Influence of cavity and magnetic confinements on the signal enhancement and plasma parameters of laser-induced Mg and Ti plasmas

In this study, we have spectroscopically investigated the plasma generated by a Q-switched Nd:YAG laser operating at its fundamental wavelength of 1064 nm focused on magnesium (Mg) and titanium (Ti) target samples in the air under atmospheric pressure. We employed circular cavities of radii (2.5, 3.0, and 3.5 mm) and a square cavity to investigate the cavity confinement effect on the spectral emission intensities of the plasmas. We observed that the circular cavity of radius 2.5 mm had the maximum signal enhancement, and this can be attributed to the compression of the plasma and reheating by the reflected shock waves.
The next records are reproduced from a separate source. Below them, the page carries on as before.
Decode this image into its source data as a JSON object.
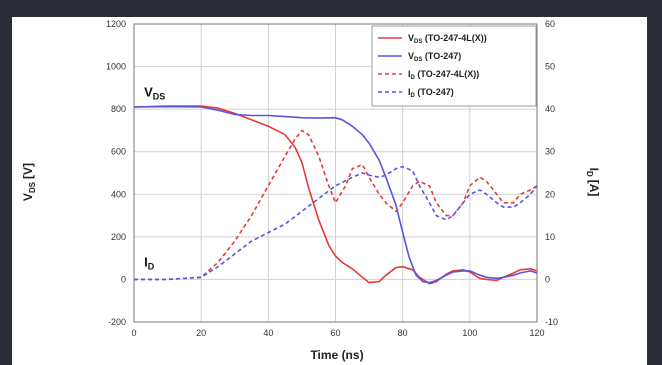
{
  "colors": {
    "background": "#2a2d35",
    "panel": "#ffffff",
    "red": "#e23b3b",
    "blue": "#5656e0",
    "grid": "#d0d0d0"
  },
  "chart_data": {
    "type": "line",
    "title": "",
    "xlabel": "Time (ns)",
    "ylabel": "V_DS [V]",
    "ylabel_main": "V",
    "ylabel_sub": "DS",
    "ylabel_unit": "[V]",
    "y2label": "I_D [A]",
    "y2label_main": "I",
    "y2label_sub": "D",
    "y2label_unit": "[A]",
    "xlim": [
      0,
      120
    ],
    "ylim": [
      -200,
      1200
    ],
    "y2lim": [
      -10,
      60
    ],
    "xticks": [
      "0",
      "20",
      "40",
      "60",
      "80",
      "100",
      "120"
    ],
    "yticks": [
      "-200",
      "0",
      "200",
      "400",
      "600",
      "800",
      "1000",
      "1200"
    ],
    "y2ticks": [
      "-10",
      "0",
      "10",
      "20",
      "30",
      "40",
      "50",
      "60"
    ],
    "grid": true,
    "legend_position": "top-right",
    "annotations": [
      {
        "main": "V",
        "sub": "DS",
        "x": 3,
        "y": 860
      },
      {
        "main": "I",
        "sub": "D",
        "x": 3,
        "y": 60
      }
    ],
    "series": [
      {
        "name": "V_DS (TO-247-4L(X))",
        "name_main": "V",
        "name_sub": "DS",
        "name_rest": " (TO-247-4L(X))",
        "axis": "left",
        "color": "#e23b3b",
        "dash": false,
        "x": [
          0,
          10,
          20,
          25,
          30,
          35,
          40,
          45,
          48,
          50,
          52,
          55,
          58,
          60,
          62,
          65,
          68,
          70,
          73,
          75,
          78,
          80,
          83,
          85,
          88,
          90,
          93,
          95,
          98,
          100,
          103,
          105,
          108,
          110,
          113,
          115,
          118,
          120
        ],
        "y": [
          810,
          815,
          815,
          805,
          780,
          750,
          720,
          680,
          620,
          550,
          430,
          280,
          160,
          110,
          80,
          50,
          10,
          -15,
          -10,
          20,
          55,
          60,
          45,
          10,
          -20,
          -10,
          25,
          40,
          45,
          35,
          5,
          0,
          -5,
          10,
          30,
          45,
          50,
          40
        ]
      },
      {
        "name": "V_DS (TO-247)",
        "name_main": "V",
        "name_sub": "DS",
        "name_rest": " (TO-247)",
        "axis": "left",
        "color": "#5656e0",
        "dash": false,
        "x": [
          0,
          10,
          20,
          25,
          30,
          35,
          40,
          45,
          50,
          55,
          60,
          62,
          65,
          68,
          70,
          73,
          75,
          78,
          80,
          82,
          84,
          86,
          88,
          90,
          93,
          95,
          98,
          100,
          103,
          105,
          108,
          110,
          113,
          115,
          118,
          120
        ],
        "y": [
          810,
          812,
          810,
          795,
          775,
          770,
          770,
          765,
          760,
          758,
          760,
          750,
          720,
          680,
          640,
          560,
          480,
          350,
          220,
          100,
          20,
          -10,
          -15,
          -5,
          20,
          35,
          40,
          40,
          20,
          10,
          5,
          10,
          20,
          30,
          40,
          30
        ]
      },
      {
        "name": "I_D (TO-247-4L(X))",
        "name_main": "I",
        "name_sub": "D",
        "name_rest": " (TO-247-4L(X))",
        "axis": "right",
        "color": "#e23b3b",
        "dash": true,
        "x": [
          0,
          10,
          20,
          25,
          30,
          35,
          40,
          45,
          48,
          50,
          52,
          55,
          58,
          60,
          63,
          65,
          68,
          70,
          73,
          75,
          78,
          80,
          83,
          85,
          88,
          90,
          93,
          95,
          98,
          100,
          103,
          105,
          108,
          110,
          113,
          115,
          118,
          120
        ],
        "y": [
          0,
          0,
          0.5,
          4,
          9,
          15,
          22,
          29,
          33,
          35,
          34,
          29,
          22,
          18,
          22,
          26,
          27,
          24,
          20,
          18,
          16,
          18,
          22,
          23,
          22,
          18,
          15,
          15,
          18,
          22,
          24,
          23,
          20,
          18,
          18,
          20,
          21,
          22
        ]
      },
      {
        "name": "I_D (TO-247)",
        "name_main": "I",
        "name_sub": "D",
        "name_rest": " (TO-247)",
        "axis": "right",
        "color": "#5656e0",
        "dash": true,
        "x": [
          0,
          10,
          20,
          25,
          30,
          35,
          40,
          45,
          50,
          55,
          60,
          65,
          68,
          70,
          73,
          75,
          78,
          80,
          83,
          85,
          88,
          90,
          93,
          95,
          98,
          100,
          103,
          105,
          108,
          110,
          113,
          115,
          118,
          120
        ],
        "y": [
          0,
          0,
          0.5,
          3,
          6,
          9,
          11,
          13,
          16,
          19,
          22,
          24,
          25,
          24.5,
          24,
          24.5,
          26,
          26.5,
          25.5,
          22,
          18,
          15,
          14,
          15,
          18,
          20,
          21,
          20,
          18,
          17,
          17,
          18,
          20,
          22
        ]
      }
    ]
  }
}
The maximum enhancement factor of the Mg I-518.4 nm line was reached at approximately 3.8, 3.4, and 2.8 with a circular cavity of radius 2.5, 3.0, and 3.5 mm, respectively, at a delay time of 350 ns and a laser energy of 350 mJ. By applying varying external magnetic fields (0.47, 0.62, 0.91, and 1.23 T) across the generated plasma, the plasma parameters such as electron temperature and number density have been investigated. From our results, we observed that the radius of the cavity had a tremendous effect on the enhancement of the emission signal intensities. We also found that the increase in the electron temperature and the number density can be attributed to the increase in the applied magnetic field and the laser energy. From our calculations, the value of β, which was less than 1 for all the cases, confirms that there was a plasma confinement at the presence of the magnetic field.